Narrated from: General Info

You have to be careful if you wish to keep dogs of different sizes under one roof. In most cases though, there is no problem and smaller dogs become great buddies with their slower and much larger roommates.

Still, there are some dogs that just can’t live together. Sometimes there is a problem with aggressiveness, but too much friendliness is also bad - an energetic middle-sized dog could be just as dangerous as a grumpy St. Bernard. So, think carefully before you make a match, as you don’t want the little guy to get hurt!

The best way to avoid potential problems is to do your homework. Here are some tips that could be helpful to you:

-    Check the dog’s history with other animals - if you are introducing a small dog and a grown dog from a larger breed, it should already be evident if the big dog is tolerable to smaller animals.

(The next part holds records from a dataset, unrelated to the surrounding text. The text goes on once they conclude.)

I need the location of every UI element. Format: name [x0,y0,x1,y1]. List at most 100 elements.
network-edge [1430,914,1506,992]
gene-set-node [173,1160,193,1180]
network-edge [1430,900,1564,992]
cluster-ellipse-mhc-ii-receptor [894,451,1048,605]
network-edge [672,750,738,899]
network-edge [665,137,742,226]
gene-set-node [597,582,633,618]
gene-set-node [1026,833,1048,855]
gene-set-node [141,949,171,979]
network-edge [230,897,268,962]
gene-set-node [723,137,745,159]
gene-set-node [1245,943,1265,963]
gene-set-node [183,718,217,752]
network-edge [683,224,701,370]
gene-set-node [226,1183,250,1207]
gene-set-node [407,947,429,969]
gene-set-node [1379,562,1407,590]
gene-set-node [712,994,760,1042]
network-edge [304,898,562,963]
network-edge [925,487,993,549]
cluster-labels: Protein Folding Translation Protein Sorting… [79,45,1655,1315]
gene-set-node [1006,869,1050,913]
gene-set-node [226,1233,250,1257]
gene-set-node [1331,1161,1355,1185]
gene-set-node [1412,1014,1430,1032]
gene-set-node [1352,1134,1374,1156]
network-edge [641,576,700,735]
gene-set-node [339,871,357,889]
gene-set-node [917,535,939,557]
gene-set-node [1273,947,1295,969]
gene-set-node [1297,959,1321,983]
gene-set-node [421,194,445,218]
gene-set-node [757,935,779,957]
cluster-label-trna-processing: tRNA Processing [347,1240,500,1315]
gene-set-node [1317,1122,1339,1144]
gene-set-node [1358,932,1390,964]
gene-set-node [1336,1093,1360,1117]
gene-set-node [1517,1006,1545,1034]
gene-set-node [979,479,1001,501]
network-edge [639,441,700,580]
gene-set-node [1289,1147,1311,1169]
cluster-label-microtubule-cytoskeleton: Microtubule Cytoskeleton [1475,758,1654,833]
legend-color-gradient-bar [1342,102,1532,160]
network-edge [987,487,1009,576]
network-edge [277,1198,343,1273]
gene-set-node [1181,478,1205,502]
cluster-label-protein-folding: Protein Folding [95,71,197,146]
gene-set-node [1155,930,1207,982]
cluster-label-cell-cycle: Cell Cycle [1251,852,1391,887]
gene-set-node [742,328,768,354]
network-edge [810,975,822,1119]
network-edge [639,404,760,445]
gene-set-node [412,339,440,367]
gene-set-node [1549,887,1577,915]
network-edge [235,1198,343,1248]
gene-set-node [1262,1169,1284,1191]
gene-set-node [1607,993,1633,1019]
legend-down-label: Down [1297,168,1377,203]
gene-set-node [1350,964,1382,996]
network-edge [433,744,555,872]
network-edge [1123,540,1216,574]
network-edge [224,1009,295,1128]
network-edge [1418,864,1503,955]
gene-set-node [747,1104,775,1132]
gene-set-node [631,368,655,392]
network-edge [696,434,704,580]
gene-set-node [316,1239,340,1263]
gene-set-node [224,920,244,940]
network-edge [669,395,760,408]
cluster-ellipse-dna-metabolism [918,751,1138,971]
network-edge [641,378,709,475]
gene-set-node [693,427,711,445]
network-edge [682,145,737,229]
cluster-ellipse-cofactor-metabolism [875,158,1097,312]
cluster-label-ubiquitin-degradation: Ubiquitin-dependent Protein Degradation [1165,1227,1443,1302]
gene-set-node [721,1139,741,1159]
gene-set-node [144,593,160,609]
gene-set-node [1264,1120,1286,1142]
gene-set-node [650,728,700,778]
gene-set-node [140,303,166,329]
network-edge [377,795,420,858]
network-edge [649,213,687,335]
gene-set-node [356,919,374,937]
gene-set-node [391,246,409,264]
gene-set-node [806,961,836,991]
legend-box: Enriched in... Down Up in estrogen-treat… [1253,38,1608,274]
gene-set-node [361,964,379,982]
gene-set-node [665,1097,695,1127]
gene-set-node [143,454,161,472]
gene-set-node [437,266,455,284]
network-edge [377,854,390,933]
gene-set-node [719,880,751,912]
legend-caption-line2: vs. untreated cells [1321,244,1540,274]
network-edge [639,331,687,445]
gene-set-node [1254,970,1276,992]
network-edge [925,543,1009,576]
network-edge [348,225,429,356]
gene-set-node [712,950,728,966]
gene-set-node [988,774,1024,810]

-    Pick the right breed - if you are taking in a puppy and you are worried what it would do once it grows up to full size, just do some research. Any dog breed has different bloodlines, associated with different characteristics. German Shepherds for instance have “working lines”, which could generally pose a threat to a smaller dog – their prey drive is just too high. However, there are breeding lines of German Shepherds that produce a milder prey drive (WGR show lines and/or American CH lines). Also, when you are picking a puppy, ask about its parents – if they don’t have problems with smaller animals, then the puppy probably won’t either.

-    Growing up together - In the best case scenario, both dogs would be introduced to one another when they are young. If the dogs grow up together, then they usually become fast friends.

-    Choose an animal from the opposite sex - If the dogs are of different sexes (and spayed/neutered of course), this usually improves their relations.

-    Go slowly – when you introduce a new dog to the household, the other dog might feel threatened. It is important to introduce the new dog slowly and to give a lot of attention to your other dog as well – generally, you should act as if your child is getting used to a baby in the house!

-    Supervise – in the beginning , do not leave a smaller dog and a larger dog in the same room without supervision; leave the dogs to play roughly, since it is essential to establish who the “top dog” is, but be ready to break them up if they get carried away!

-    Be calm – if you are nervous, the dogs will feel it, and they will also get overexcited; that is when an accident might happen!

-    Do not underestimate the little guy – small dogs often tend to be more aggressive than their larger counterparts. It isn’t unusual for a toy dog to bully a much larger dog who won’t fight back – so do not assume that only the small dog can be a victim!
Of the above mentioned, the best you can do is to always be calm. If you are patient enough, prepare well and exert your authority in the house, small dogs and big dogs under the same roof will be no trouble at all!